Hicks is one of 10 detainees selected to be tried by a military tribunal on charges of attempted murder, aiding the enemy and conspiracy to commit terrorism. He allegedly fought for the Taleban, and according to reports has admitted training with British Islamic extremists, including the would-be shoe-bomber Richard Reid, who was convicted of trying to blow up a trans-Atlantic airliner in 2001.
The list also includes top former Taleban officials, such as Mullah Mohammed Fazil, the ousted regime's former Defence Ministry chief of staff; Abdul Haq Wasiq and Gholam Ruhani, Taleban intelligence officials who are believed to still be in custody; and Abdul Salam Zaeef, the Taleban's former ambassador to Pakistan, who was released in late 2005.
Others on the list, such as an Afghan identified only as "Commander Chaman," remain mysterious.
In all, the detainees on the list came from 41 countries. The largest number - 132 - come from Saudi Arabia. Afghanistan follows with 125, and Yemen is next with 107.
An independent Afghan commission working to free Afghan detainees from Guantanamo Bay praised the release of the list.
"This is very good news and it helps us because now it is easy for us to identify the Afghans in Guantanamo, learn how many there are and from which provinces they come from," said Sayeed Sharif Youssefi, a senior official in Afghanistan's peace and reconciliation commission.
The list had been previously accessible by the International Committee for the Red Cross, but the Defence Department had determined it was now "prudent" to release the list to the public, said Lieutenant Colonel Todd Vician, a Pentagon spokesman. The US Government had previously declined to release any list of names except the 10 who have been formally charged.

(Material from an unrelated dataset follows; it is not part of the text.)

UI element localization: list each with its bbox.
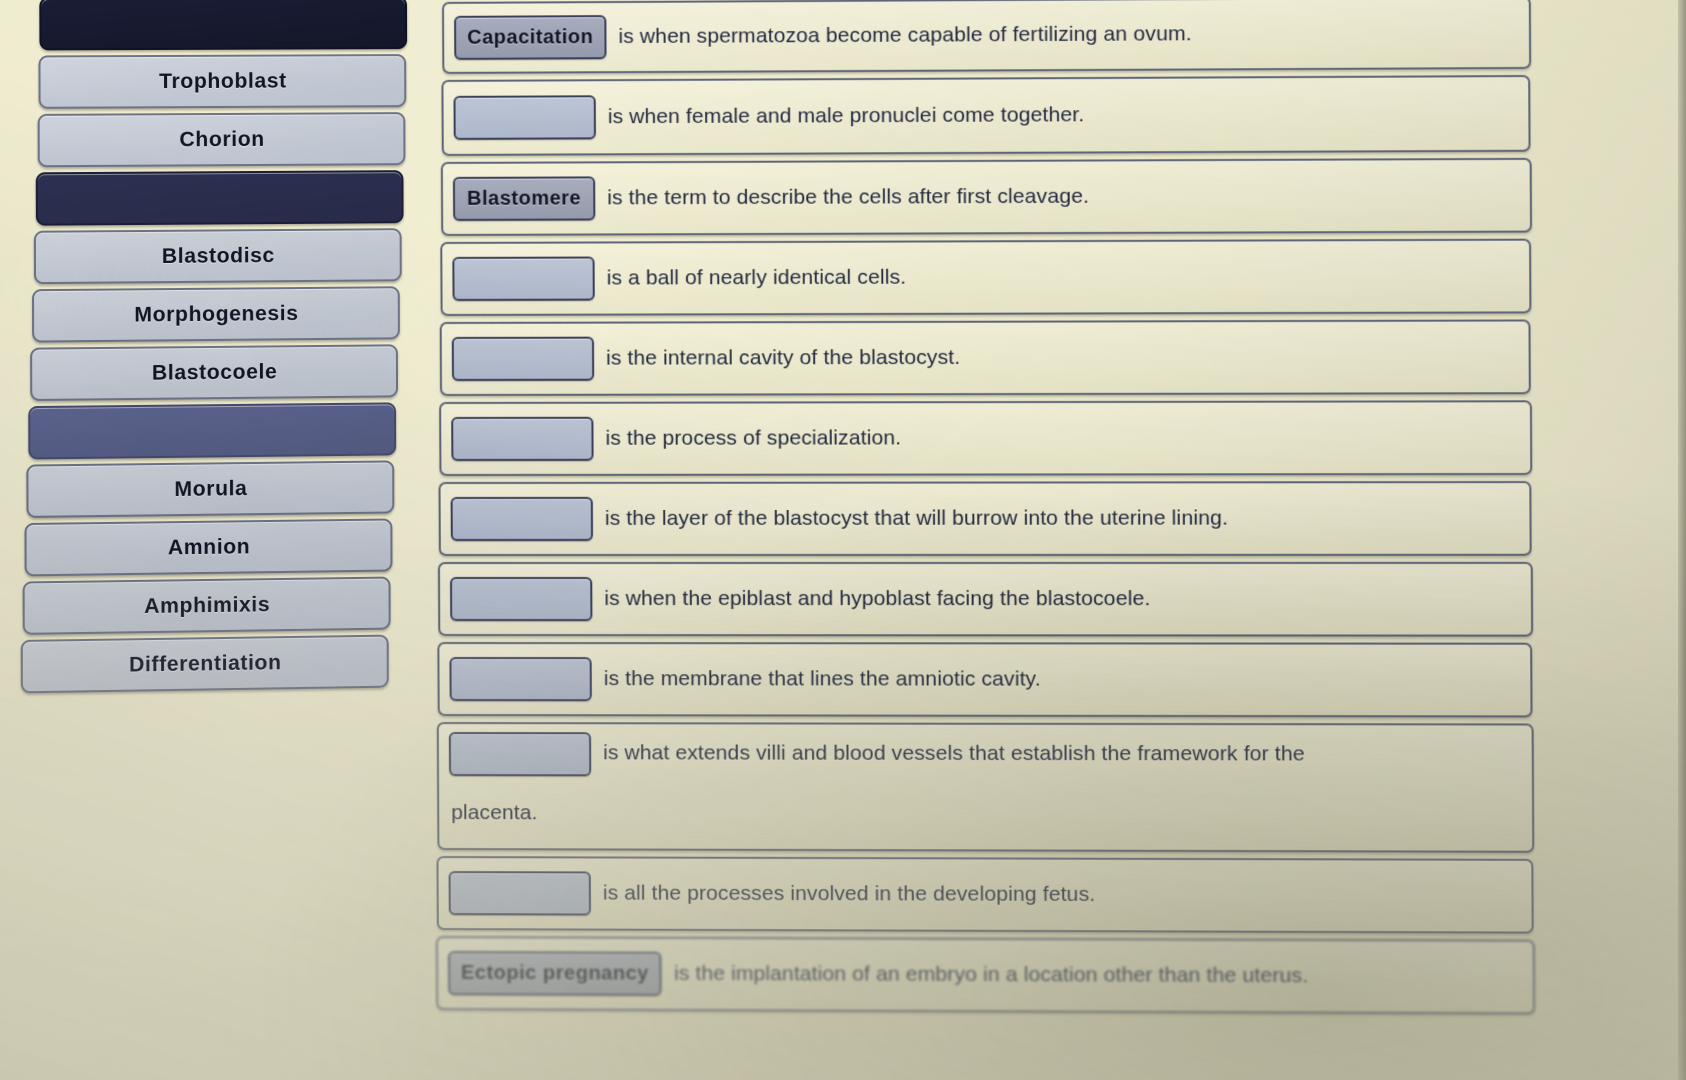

Even with the latest release, the Pentagon has not provided a full list of all the more than 750 prisoners that the military says have passed through Guantanamo. Colonel Vician said he had no information on the roughly 200 people whose names did not appear.

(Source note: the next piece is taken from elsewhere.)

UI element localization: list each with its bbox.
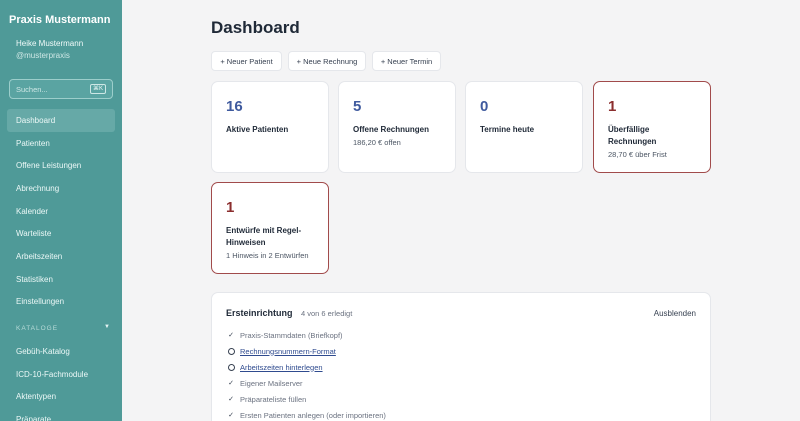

The release of the list, ordered by a federal judge, came amid wide criticism of the almost total secrecy surrounding the Guantanamo Bay detention centre, where the United States now holds about 490 detainees.
"This is information that should have been released a long time ago, and it's a scandal that it hasn't been," said Bill Goodman, legal director of the New York-based Centre for Constitutional Rights, which has helped coordinate legal efforts on behalf of Guantanamo detainees.
The combatant status hearings at Guantanamo Bay were held from July 2004 to January 2005. All detainees at the prison during that period had such a hearing. Of the 558 detainees who received one, the panels classified 38 as "no longer enemy combatants" and the military later released 29 of them from Guantanamo.
The remaining nine include an undisclosed number of Uighurs who can't be sent back to their native China because of the possibility they could face persecution over their campaign for an independent homeland, often called East Turkestan. They are being held in a part of the detention centre with extra privileges known as Camp Iguana, a military spokesman said.
Today China - whose President, Hu Jintao, is visiting Washington - urged the United States to return the Chinese nationals held as part of the "War on Terror". Washington should "repatriate Chinese-nationality terror suspects held at Guantanamo as quickly as possible", the Chinese Foreign Ministry said in a statement.
"East Turkestan forces are part of international terrorist forces and pose a grave threat to the international community, including China and the United States," Qin Gang, a Chinese Foreign Ministry spokesman, told reporters in Beijing.
Beijing's renewed call to take back the detainees came after two of the Uighurs at Guantanamo, Abu Bakker Qassim and A'del Abdu Al-Hakim, failed to persuade the US Supreme Court earlier this week to review a lower court decision that a federal court has no power to order their release, even though it has ruled they are not being lawfully held.